The second aspect that the CE marking process of medical devices involves is the re-certification of devices that have already been approved. Once a product has been approved, it cannot be re-approved for another twenty-four months. The re-certification of medical devices is done via the European Monitoring Network, EUROST. This is done in order to ensure that all the components of the device conform to the CE marking regulations of each and every country. By using a re-certification, a device that has been approved previously will be given a new certification, which will guarantee that the product meets all the CE marking regulations for sale.

The third aspect that is included in the whole CE marking process of medical devices is the compulsory comparison of technical files between different medical devices. Every product that you see or buy must undergo a comparison between it and another similar product from the market. If this comparison is not made, the benefits of buying the product will be reduced significantly. For instance, by making a comparison between identical IVDs, a lot of people would have the wrong impression that identical quality is being offered by them. This leads to a lot of purchases on inferior devices.

Moreover, the procedure for re-licensing devices that are already sold also involves certain technical documentation. It is part of the obligations that come with the purchase of a medical device. Once these two processes have been completed, all that remains is the next step in the conformity assessment - a labeling of the medical device. There are a number of requirements that will be applied to identify the components that make up the devices. One of the most important criteria is the list of ingredients that are contained in the device, together with the list of substances and/or compounds that have not been found in the technical documentation of any other similar devices from the same category.
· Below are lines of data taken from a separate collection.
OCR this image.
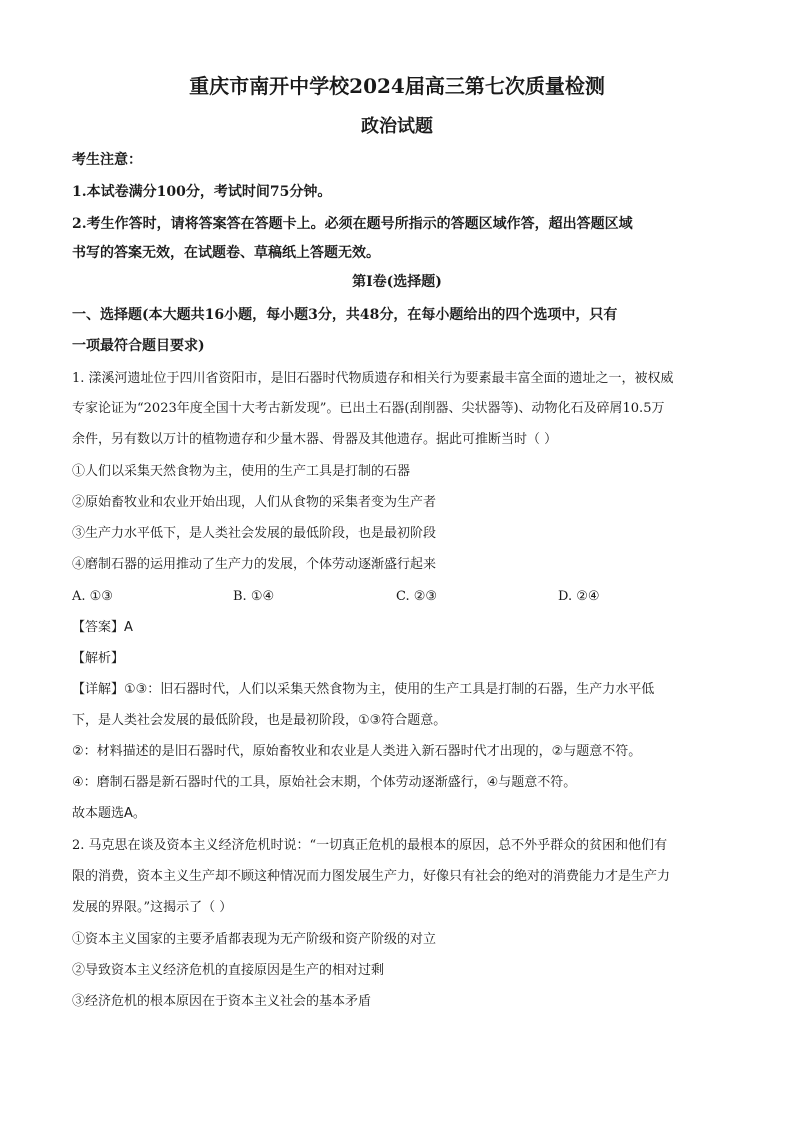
重庆市南开中学校2024届高三第七次质量检测
政治试题
考生注意：
1.本试卷满分100分，考试时间75分钟。
2.考生作答时，请将答案答在答题卡上。必须在题号所指示的答题区域作答，超出答题区域
书写的答案无效，在试题卷、草稿纸上答题无效。
第I卷(选择题)
一、选择题(本大题共16小题，每小题3分，共48分，在每小题给出的四个选项中，只有
一项最符合题目要求)
1. 漾溪河遗址位于四川省资阳市，是旧石器时代物质遗存和相关行为要素最丰富全面的遗址之一，被权威
专家论证为“2023年度全国十大考古新发现”。已出土石器(刮削器、尖状器等)、动物化石及碎屑10.5万
余件，另有数以万计的植物遗存和少量木器、骨器及其他遗存。据此可推断当时（ ）
①人们以采集天然食物为主，使用的生产工具是打制的石器
②原始畜牧业和农业开始出现，人们从食物的采集者变为生产者
③生产力水平低下，是人类社会发展的最低阶段，也是最初阶段
④磨制石器的运用推动了生产力的发展，个体劳动逐渐盛行起来
A. ①③	B. ①④	C. ②③	D. ②④
【答案】A
【解析】
【详解】①③：旧石器时代，人们以采集天然食物为主，使用的生产工具是打制的石器，生产力水平低
下，是人类社会发展的最低阶段，也是最初阶段，①③符合题意。
②：材料描述的是旧石器时代，原始畜牧业和农业是人类进入新石器时代才出现的，②与题意不符。
④：磨制石器是新石器时代的工具，原始社会末期，个体劳动逐渐盛行，④与题意不符。
故本题选A。
2. 马克思在谈及资本主义经济危机时说：“一切真正危机的最根本的原因，总不外乎群众的贫困和他们有
限的消费，资本主义生产却不顾这种情况而力图发展生产力，好像只有社会的绝对的消费能力才是生产力
发展的界限。”这揭示了（ ）
①资本主义国家的主要矛盾都表现为无产阶级和资产阶级的对立
②导致资本主义经济危机的直接原因是生产的相对过剩
③经济危机的根本原因在于资本主义社会的基本矛盾
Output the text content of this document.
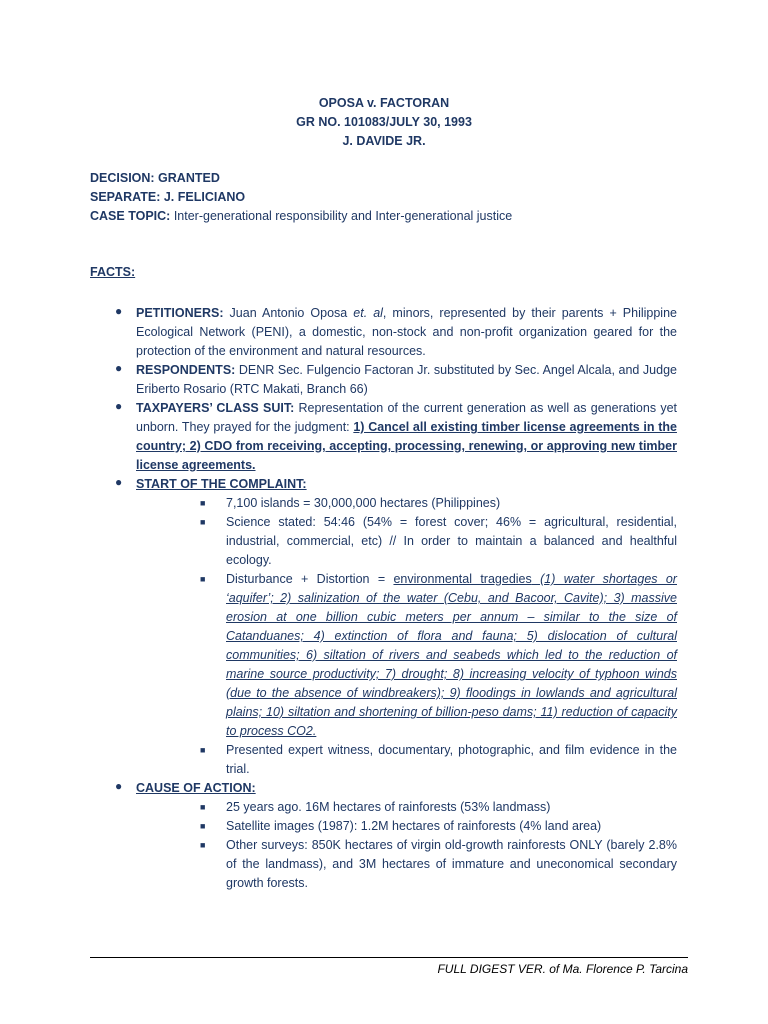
OPOSA v. FACTORAN
GR NO. 101083/JULY 30, 1993
J. DAVIDE JR.
DECISION: GRANTED
SEPARATE: J. FELICIANO
CASE TOPIC: Inter-generational responsibility and Inter-generational justice
FACTS:
● PETITIONERS: Juan Antonio Oposa et. al, minors, represented by their parents + Philippine Ecological Network (PENI), a domestic, non-stock and non-profit organization geared for the protection of the environment and natural resources.
● RESPONDENTS: DENR Sec. Fulgencio Factoran Jr. substituted by Sec. Angel Alcala, and Judge Eriberto Rosario (RTC Makati, Branch 66)
● TAXPAYERS’ CLASS SUIT: Representation of the current generation as well as generations yet unborn. They prayed for the judgment: 1) Cancel all existing timber license agreements in the country; 2) CDO from receiving, accepting, processing, renewing, or approving new timber license agreements.
● START OF THE COMPLAINT:
■ 7,100 islands = 30,000,000 hectares (Philippines)
■ Science stated: 54:46 (54% = forest cover; 46% = agricultural, residential, industrial, commercial, etc) // In order to maintain a balanced and healthful ecology.
■ Disturbance + Distortion = environmental tragedies (1) water shortages or ‘aquifer’; 2) salinization of the water (Cebu, and Bacoor, Cavite); 3) massive erosion at one billion cubic meters per annum – similar to the size of Catanduanes; 4) extinction of flora and fauna; 5) dislocation of cultural communities; 6) siltation of rivers and seabeds which led to the reduction of marine source productivity; 7) drought; 8) increasing velocity of typhoon winds (due to the absence of windbreakers); 9) floodings in lowlands and agricultural plains; 10) siltation and shortening of billion-peso dams; 11) reduction of capacity to process CO2.
■ Presented expert witness, documentary, photographic, and film evidence in the trial.
● CAUSE OF ACTION:
■ 25 years ago. 16M hectares of rainforests (53% landmass)
■ Satellite images (1987): 1.2M hectares of rainforests (4% land area)
■ Other surveys: 850K hectares of virgin old-growth rainforests ONLY (barely 2.8% of the landmass), and 3M hectares of immature and uneconomical secondary growth forests.
FULL DIGEST VER. of Ma. Florence P. Tarcina
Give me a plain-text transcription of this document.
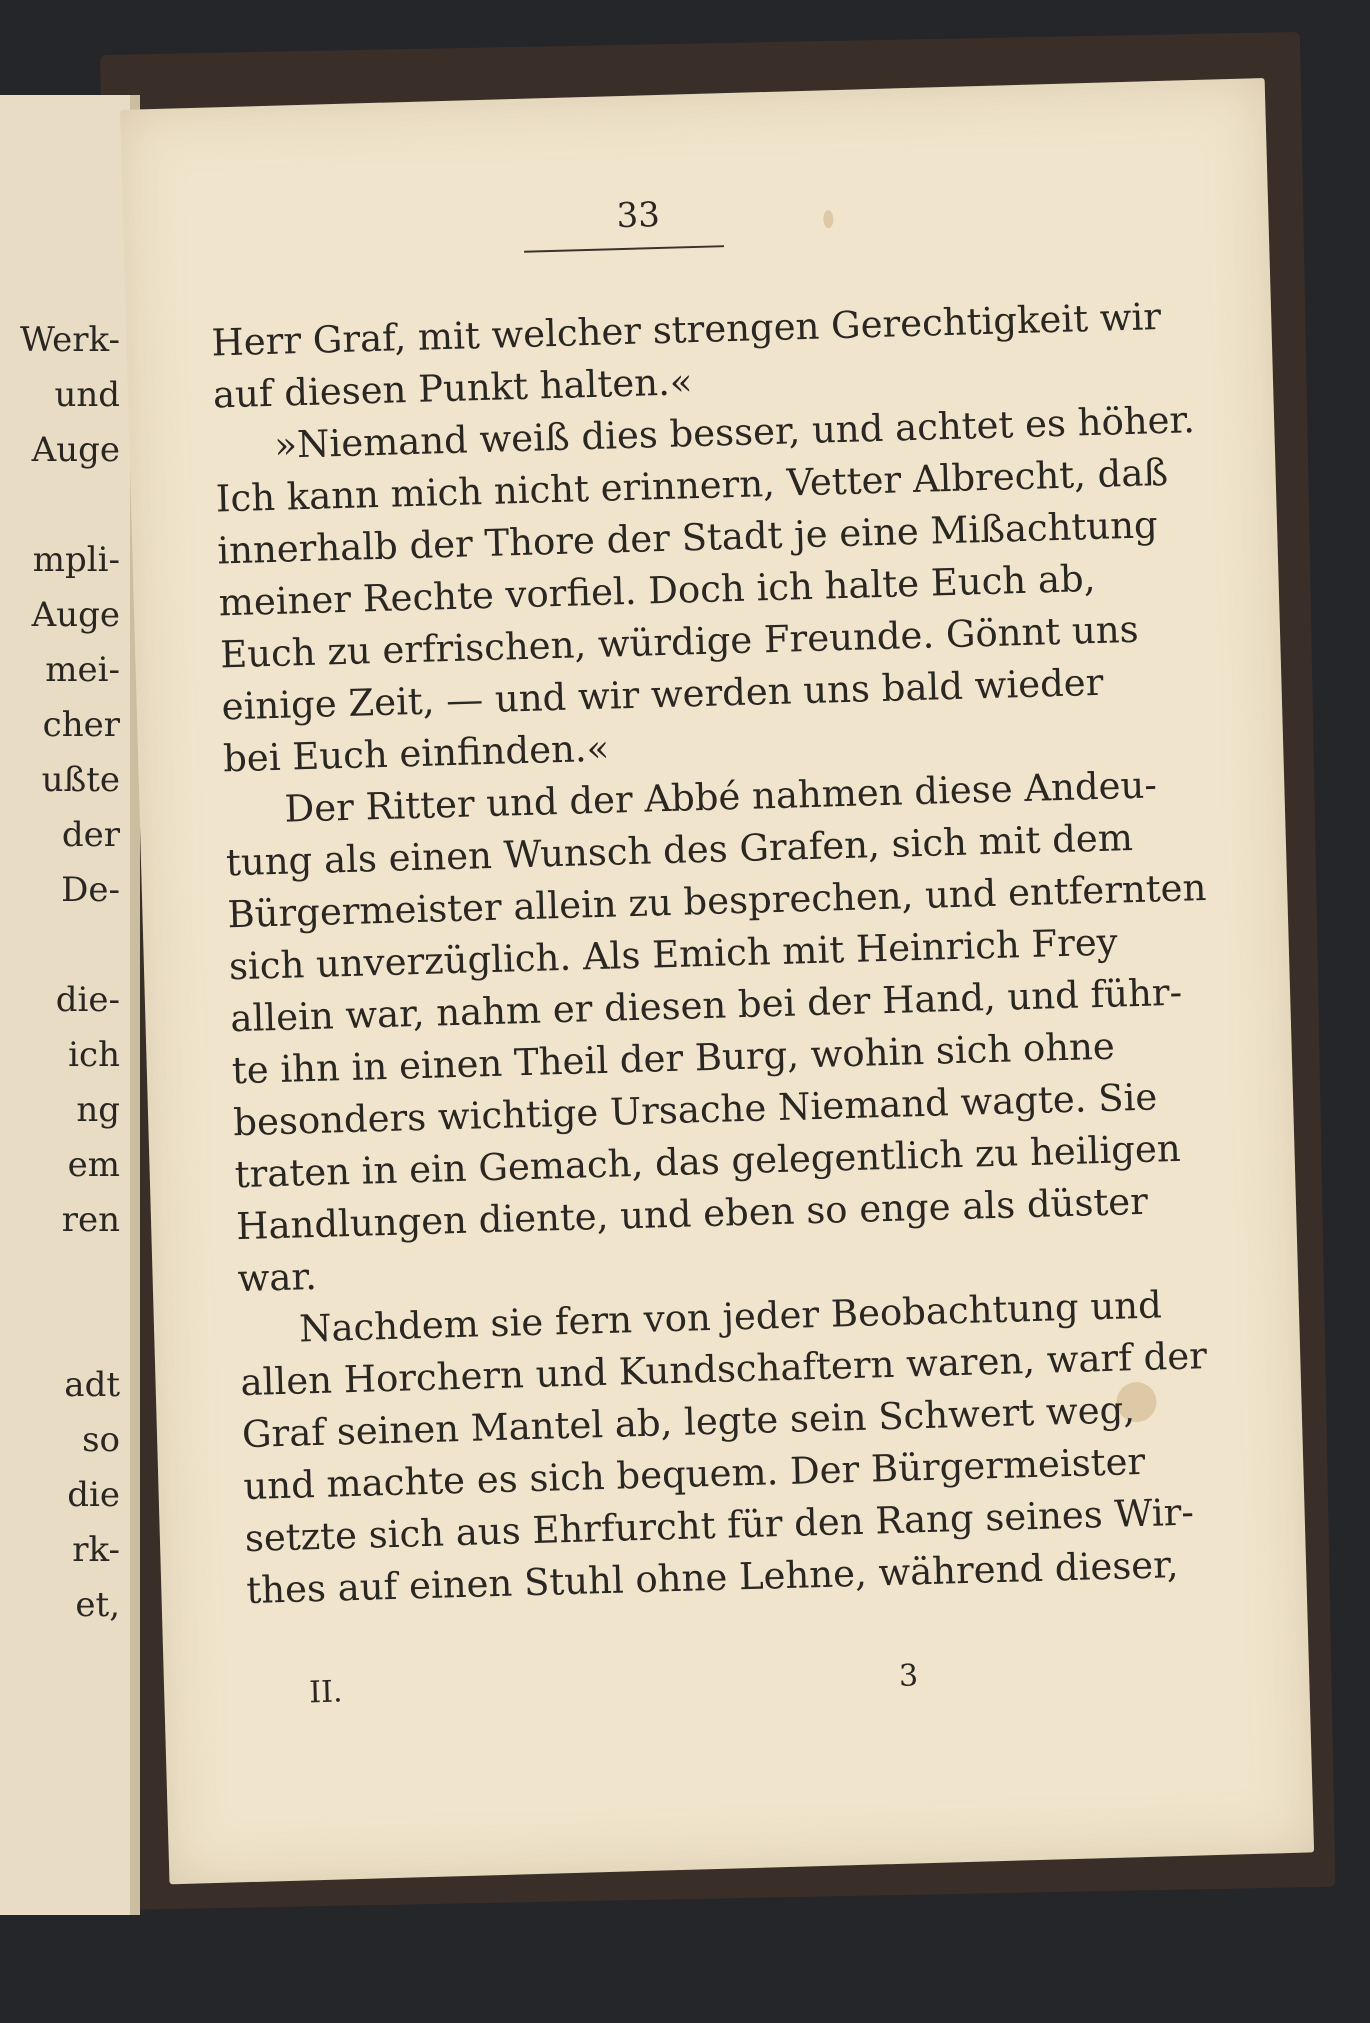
Werk-
und
Auge
mpli-
Auge
mei-
cher
ußte
der
De-
die-
ich
ng
em
ren
adt
so
die
rk-
et,
33
Herr Graf, mit welcher strengen Gerechtigkeit wir
auf diesen Punkt halten.«
»Niemand weiß dies besser, und achtet es höher.
Ich kann mich nicht erinnern, Vetter Albrecht, daß
innerhalb der Thore der Stadt je eine Mißachtung
meiner Rechte vorfiel. Doch ich halte Euch ab,
Euch zu erfrischen, würdige Freunde. Gönnt uns
einige Zeit, — und wir werden uns bald wieder
bei Euch einfinden.«
Der Ritter und der Abbé nahmen diese Andeu-
tung als einen Wunsch des Grafen, sich mit dem
Bürgermeister allein zu besprechen, und entfernten
sich unverzüglich. Als Emich mit Heinrich Frey
allein war, nahm er diesen bei der Hand, und führ-
te ihn in einen Theil der Burg, wohin sich ohne
besonders wichtige Ursache Niemand wagte. Sie
traten in ein Gemach, das gelegentlich zu heiligen
Handlungen diente, und eben so enge als düster
war.
Nachdem sie fern von jeder Beobachtung und
allen Horchern und Kundschaftern waren, warf der
Graf seinen Mantel ab, legte sein Schwert weg,
und machte es sich bequem. Der Bürgermeister
setzte sich aus Ehrfurcht für den Rang seines Wir-
thes auf einen Stuhl ohne Lehne, während dieser,
II.	3
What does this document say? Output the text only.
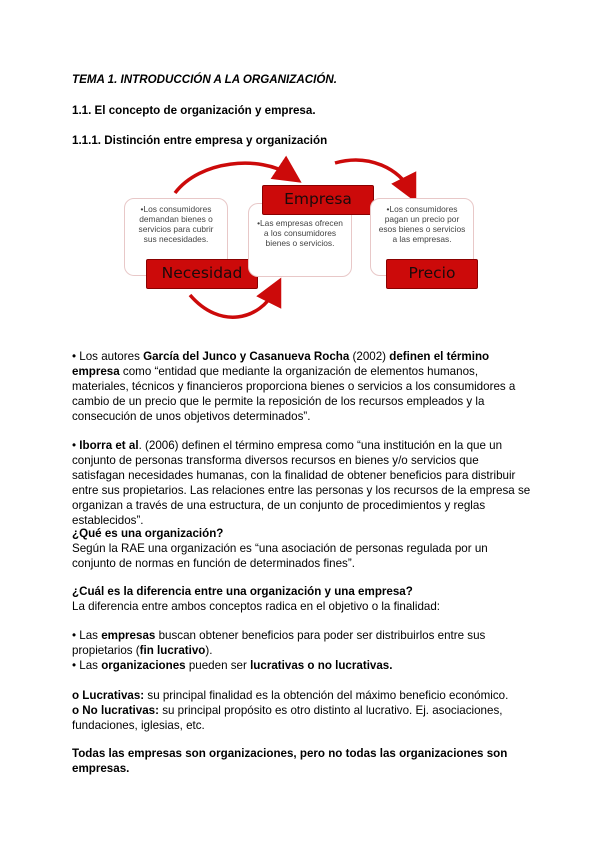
TEMA 1. INTRODUCCIÓN A LA ORGANIZACIÓN.
1.1. El concepto de organización y empresa.
1.1.1. Distinción entre empresa y organización
•Los consumidores demandan bienes o servicios para cubrir sus necesidades.
Necesidad
•Las empresas ofrecen a los consumidores bienes o servicios.
Empresa
•Los consumidores pagan un precio por esos bienes o servicios a las empresas.
Precio
• Los autores García del Junco y Casanueva Rocha (2002) definen el término empresa como “entidad que mediante la organización de elementos humanos, materiales, técnicos y financieros proporciona bienes o servicios a los consumidores a cambio de un precio que le permite la reposición de los recursos empleados y la consecución de unos objetivos determinados”.
• Iborra et al. (2006) definen el término empresa como “una institución en la que un conjunto de personas transforma diversos recursos en bienes y/o servicios que satisfagan necesidades humanas, con la finalidad de obtener beneficios para distribuir entre sus propietarios. Las relaciones entre las personas y los recursos de la empresa se organizan a través de una estructura, de un conjunto de procedimientos y reglas establecidos”.
¿Qué es una organización?
Según la RAE una organización es “una asociación de personas regulada por un conjunto de normas en función de determinados fines”.
¿Cuál es la diferencia entre una organización y una empresa?
La diferencia entre ambos conceptos radica en el objetivo o la finalidad:
• Las empresas buscan obtener beneficios para poder ser distribuirlos entre sus propietarios (fin lucrativo).
• Las organizaciones pueden ser lucrativas o no lucrativas.
o Lucrativas: su principal finalidad es la obtención del máximo beneficio económico.
o No lucrativas: su principal propósito es otro distinto al lucrativo. Ej. asociaciones, fundaciones, iglesias, etc.
Todas las empresas son organizaciones, pero no todas las organizaciones son empresas.
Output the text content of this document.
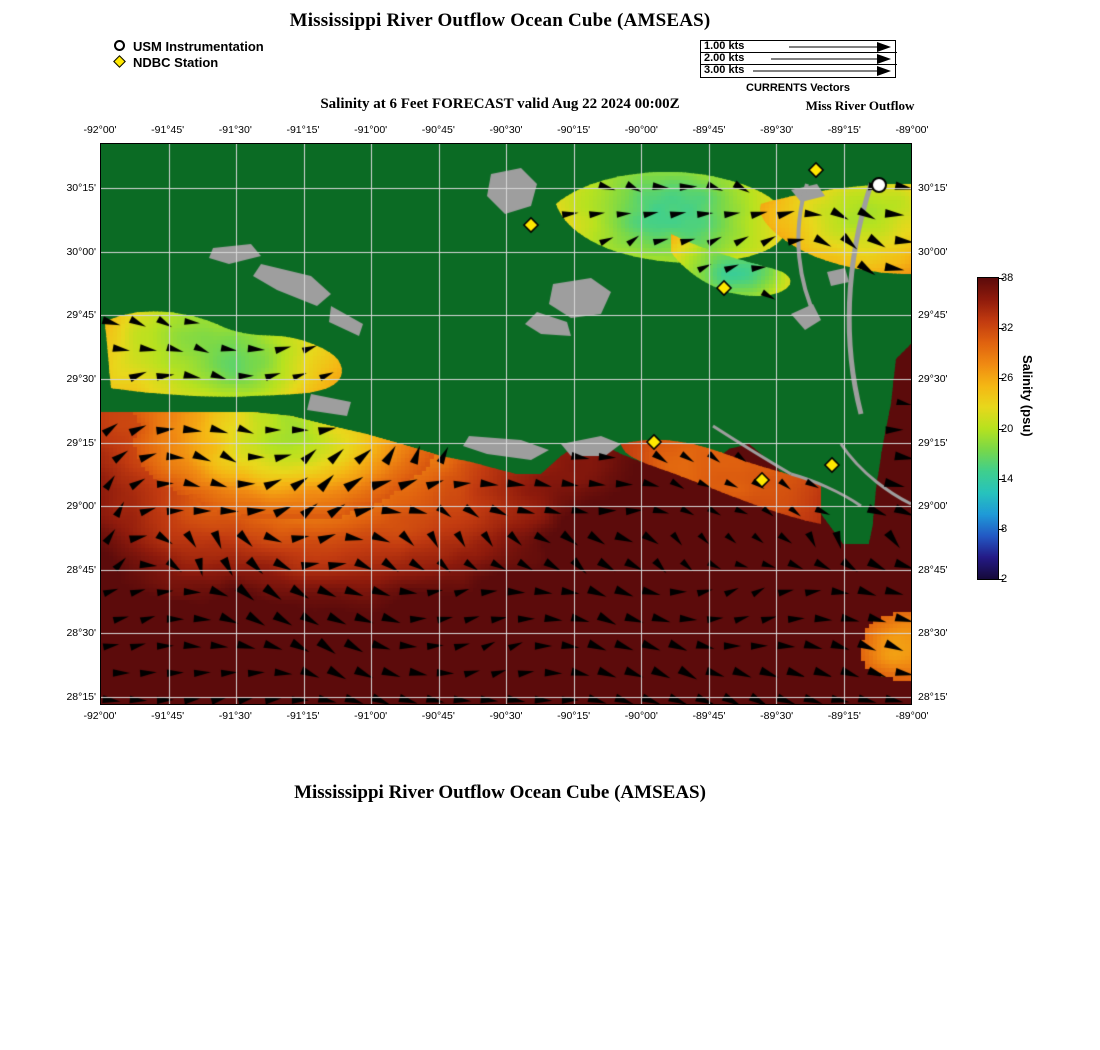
Mississippi River Outflow Ocean Cube (AMSEAS)
Salinity at 6 Feet FORECAST valid Aug 22 2024 00:00Z	Miss River Outflow
Mississippi River Outflow Ocean Cube (AMSEAS)
USM Instrumentation
NDBC Station
1.00 kts
2.00 kts
3.00 kts
CURRENTS Vectors
-92°00'
-92°00'
-91°45'
-91°45'
-91°30'
-91°30'
-91°15'
-91°15'
-91°00'
-91°00'
-90°45'
-90°45'
-90°30'
-90°30'
-90°15'
-90°15'
-90°00'
-90°00'
-89°45'
-89°45'
-89°30'
-89°30'
-89°15'
-89°15'
-89°00'
-89°00'
30°15'	30°15'
30°00'	30°00'
29°45'	29°45'
29°30'	29°30'
29°15'	29°15'
29°00'	29°00'
28°45'	28°45'
28°30'	28°30'
28°15'	28°15'
38
32
26
20
14
8
2
Salinity (psu)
With the help of the Europe Payment Platform (EPC), manufacturers who take part in the conformity assessment can get a certificate that will indicate to consumers that the medical devices they are selling are legitimate products. Most often, this certification is provided within three to four months. This means that the manufacturer or supplier can easily change any misidentifying or false data into an item that conforms to the necessary guidelines.

The second part of the conformity assessment process deals with the proof of proper functioning. The CE marking of medical devices is applied on the product with the help of a set of quality standards, which indicate how the device should function in relation to the guidelines set forth by the European Union. While many companies are comfortable with the use of the standard set forth by the EU, manufacturers of electrical and electronic products should also have their products checked to ensure that they comply with the CE marking regime. To ease the application of the CE marking program, several electronic companies offer their own suite of standalone software that will do the necessary checks automatically. Most of these standalone software applications are available on the market for a price that is significantly lower than what one would have to pay for the services of a compliance officer.